Land Reform Law, by the standards of Latin American history, is quite moderate.

www.vheadline.com Posted: Wednesday, March 12, 2003 By: Hector Dauphin-Gloire

Date: Tue, 11 Mar 2003 23:31:53 -0500 From: Hector Dauphin-Gloire montonero22@hotmail.com To: editor@vheadline.com Subject: Before the lion can lie down with the lamb...

Dear Editor: I write to express support for the rural defense force that President Chavez is now creating. What has been happening in the countryside, for some reason, is never mentioned by the Venezuelan opposition. In fact, it's very clear why ... because the rural arena has been the scene of the same kind of landlord thuggery as countries like Brazil.

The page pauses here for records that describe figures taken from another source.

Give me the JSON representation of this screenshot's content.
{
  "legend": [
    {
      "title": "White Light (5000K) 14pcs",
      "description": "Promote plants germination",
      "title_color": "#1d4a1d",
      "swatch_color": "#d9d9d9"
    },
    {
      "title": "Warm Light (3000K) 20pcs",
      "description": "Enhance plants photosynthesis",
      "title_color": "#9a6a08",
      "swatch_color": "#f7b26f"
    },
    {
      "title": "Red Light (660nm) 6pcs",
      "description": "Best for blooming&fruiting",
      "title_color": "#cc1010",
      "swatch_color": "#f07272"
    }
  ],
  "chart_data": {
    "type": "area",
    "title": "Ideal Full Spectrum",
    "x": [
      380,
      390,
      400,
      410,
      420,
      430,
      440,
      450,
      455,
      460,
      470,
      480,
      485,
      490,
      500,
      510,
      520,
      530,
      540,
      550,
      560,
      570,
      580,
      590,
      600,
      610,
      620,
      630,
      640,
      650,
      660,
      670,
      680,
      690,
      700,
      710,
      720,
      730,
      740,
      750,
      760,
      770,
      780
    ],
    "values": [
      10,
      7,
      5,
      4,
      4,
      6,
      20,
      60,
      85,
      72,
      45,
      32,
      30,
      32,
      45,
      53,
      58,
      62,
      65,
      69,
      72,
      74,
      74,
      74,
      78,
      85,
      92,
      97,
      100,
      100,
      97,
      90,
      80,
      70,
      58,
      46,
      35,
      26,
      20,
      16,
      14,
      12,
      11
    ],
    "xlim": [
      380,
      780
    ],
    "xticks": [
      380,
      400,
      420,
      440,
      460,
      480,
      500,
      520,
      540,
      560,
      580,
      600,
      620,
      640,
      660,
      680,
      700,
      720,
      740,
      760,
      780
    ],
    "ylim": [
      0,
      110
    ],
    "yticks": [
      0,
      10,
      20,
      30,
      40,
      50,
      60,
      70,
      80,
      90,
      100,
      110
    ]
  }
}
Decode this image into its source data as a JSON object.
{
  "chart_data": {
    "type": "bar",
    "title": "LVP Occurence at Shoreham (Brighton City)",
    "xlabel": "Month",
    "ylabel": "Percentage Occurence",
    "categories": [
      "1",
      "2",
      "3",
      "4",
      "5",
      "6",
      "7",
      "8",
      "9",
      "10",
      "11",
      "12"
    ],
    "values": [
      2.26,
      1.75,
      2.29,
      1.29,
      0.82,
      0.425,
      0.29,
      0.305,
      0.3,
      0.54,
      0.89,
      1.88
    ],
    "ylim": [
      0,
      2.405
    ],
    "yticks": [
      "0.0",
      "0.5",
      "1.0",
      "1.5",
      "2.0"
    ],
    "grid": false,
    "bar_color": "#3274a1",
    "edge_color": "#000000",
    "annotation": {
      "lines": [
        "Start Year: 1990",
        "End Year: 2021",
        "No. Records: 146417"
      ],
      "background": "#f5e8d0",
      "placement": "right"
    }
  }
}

When Chavez first came to power, one of his fundamental promises was Land Reform ... and he soon proved he was serious about this by not calling out the army, as was the customary response from Presidents, when impoverished people occupied public lands; instead he settled the matter through dialogue.

I recall a commentator of the time being incredulous that a President would actually respect the squatters enough to talk to them, instead of brutally forcing them out as the previous regimes would have done.

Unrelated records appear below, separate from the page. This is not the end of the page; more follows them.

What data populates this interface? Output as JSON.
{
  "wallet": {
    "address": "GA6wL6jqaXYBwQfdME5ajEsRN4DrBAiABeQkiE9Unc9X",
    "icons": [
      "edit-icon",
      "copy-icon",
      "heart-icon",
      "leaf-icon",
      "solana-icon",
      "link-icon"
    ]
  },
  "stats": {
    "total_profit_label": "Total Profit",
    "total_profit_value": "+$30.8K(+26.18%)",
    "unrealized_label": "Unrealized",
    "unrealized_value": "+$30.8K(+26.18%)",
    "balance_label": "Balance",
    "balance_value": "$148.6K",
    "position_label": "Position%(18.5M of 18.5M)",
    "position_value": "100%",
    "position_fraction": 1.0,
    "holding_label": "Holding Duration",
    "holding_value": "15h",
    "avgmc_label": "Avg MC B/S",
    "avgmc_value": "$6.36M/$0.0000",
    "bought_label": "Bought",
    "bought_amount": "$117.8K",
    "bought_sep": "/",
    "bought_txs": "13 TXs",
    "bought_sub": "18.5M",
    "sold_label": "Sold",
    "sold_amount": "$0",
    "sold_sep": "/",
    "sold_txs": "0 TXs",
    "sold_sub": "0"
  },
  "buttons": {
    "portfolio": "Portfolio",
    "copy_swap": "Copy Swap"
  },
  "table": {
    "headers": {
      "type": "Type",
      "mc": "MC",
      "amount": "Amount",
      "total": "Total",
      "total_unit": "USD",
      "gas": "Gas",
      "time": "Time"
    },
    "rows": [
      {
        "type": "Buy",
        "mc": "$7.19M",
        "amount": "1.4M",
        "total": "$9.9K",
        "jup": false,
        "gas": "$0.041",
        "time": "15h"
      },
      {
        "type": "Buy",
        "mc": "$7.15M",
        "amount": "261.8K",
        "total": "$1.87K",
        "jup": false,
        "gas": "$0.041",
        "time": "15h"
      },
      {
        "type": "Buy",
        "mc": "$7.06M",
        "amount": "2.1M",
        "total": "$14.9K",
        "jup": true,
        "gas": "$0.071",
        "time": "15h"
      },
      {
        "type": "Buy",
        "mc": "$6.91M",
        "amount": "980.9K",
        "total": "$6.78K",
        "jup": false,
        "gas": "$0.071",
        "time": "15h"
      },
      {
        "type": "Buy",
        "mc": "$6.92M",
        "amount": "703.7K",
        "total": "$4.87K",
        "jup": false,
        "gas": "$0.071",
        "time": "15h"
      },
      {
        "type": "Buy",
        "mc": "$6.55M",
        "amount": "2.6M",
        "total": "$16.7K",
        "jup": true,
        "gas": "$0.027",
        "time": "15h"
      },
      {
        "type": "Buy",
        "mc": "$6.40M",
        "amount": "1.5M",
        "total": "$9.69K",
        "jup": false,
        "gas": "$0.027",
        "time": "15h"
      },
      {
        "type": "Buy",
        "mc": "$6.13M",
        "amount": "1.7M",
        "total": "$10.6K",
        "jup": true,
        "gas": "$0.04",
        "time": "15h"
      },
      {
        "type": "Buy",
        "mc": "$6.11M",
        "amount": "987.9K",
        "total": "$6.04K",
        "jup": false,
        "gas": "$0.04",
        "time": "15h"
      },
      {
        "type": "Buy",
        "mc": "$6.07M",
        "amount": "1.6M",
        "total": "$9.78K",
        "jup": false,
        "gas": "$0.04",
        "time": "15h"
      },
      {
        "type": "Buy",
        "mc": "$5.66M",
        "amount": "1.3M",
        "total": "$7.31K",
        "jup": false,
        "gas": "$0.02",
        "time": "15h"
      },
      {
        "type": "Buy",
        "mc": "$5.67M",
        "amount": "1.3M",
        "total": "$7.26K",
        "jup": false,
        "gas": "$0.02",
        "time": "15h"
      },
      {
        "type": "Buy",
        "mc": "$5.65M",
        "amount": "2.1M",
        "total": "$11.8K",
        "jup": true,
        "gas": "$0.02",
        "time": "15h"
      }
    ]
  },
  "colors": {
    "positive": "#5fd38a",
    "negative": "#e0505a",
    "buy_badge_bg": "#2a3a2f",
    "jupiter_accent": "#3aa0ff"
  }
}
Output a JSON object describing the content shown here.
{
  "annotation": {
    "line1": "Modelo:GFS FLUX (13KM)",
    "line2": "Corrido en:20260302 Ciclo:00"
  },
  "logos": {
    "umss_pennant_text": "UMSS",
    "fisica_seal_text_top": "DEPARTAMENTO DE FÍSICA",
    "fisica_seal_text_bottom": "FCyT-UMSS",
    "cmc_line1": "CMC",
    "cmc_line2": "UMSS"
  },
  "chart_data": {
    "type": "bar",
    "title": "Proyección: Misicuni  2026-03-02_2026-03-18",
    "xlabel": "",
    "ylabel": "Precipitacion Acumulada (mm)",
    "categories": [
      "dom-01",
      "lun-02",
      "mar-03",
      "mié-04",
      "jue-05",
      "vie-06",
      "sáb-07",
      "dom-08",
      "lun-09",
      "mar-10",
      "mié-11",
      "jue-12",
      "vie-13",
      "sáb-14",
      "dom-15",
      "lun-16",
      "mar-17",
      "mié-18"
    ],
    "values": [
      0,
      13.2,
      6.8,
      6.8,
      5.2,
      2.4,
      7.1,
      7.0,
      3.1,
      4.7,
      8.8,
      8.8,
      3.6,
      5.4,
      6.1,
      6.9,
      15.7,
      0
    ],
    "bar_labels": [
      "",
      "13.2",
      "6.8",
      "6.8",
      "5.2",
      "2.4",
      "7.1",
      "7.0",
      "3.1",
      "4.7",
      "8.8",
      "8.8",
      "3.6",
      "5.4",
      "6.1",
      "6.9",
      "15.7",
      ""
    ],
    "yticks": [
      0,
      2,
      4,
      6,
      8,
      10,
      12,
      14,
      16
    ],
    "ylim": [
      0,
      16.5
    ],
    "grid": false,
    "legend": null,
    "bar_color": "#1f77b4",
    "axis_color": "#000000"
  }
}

In 2000, he followed this up by passing a Land Reform Law. This law was by the standards of Latin American history quite moderate. The cut-off for the size of estate you were allowed to keep was quite large ... there was compensation for expropriated land, and only land that was not being productively used was liable to seizure.

But the Venezuelan oligarchy opposed it ... just as the oligarchy in any country will oppose whatever they have the strength to oppose ... measures that would have been considered moderate twenty years ago are today called "Communist" and "foolish."

Within a few months, several rural activists supportive of the Chavez program had been assassinated ... no different than what happens in Brazil all the time. My source for this evidence is not any radical publication, but rather the Associated Press. Whenever the opposition says that they have not been violent towards the government side, I feel like saying "what about the landlord violence in the countryside?"

It's time, at last, to ensure that the poor in the countryside are armed to defend the land that is rightfully theirs ... and no oligarchy should be able to take away from them.

Only with an armed peasantry will this kind of violence stop.

And only when the lion gives up its rapacious habits can we imagine a future where "the lion will lie down with the lamb" as it has been said.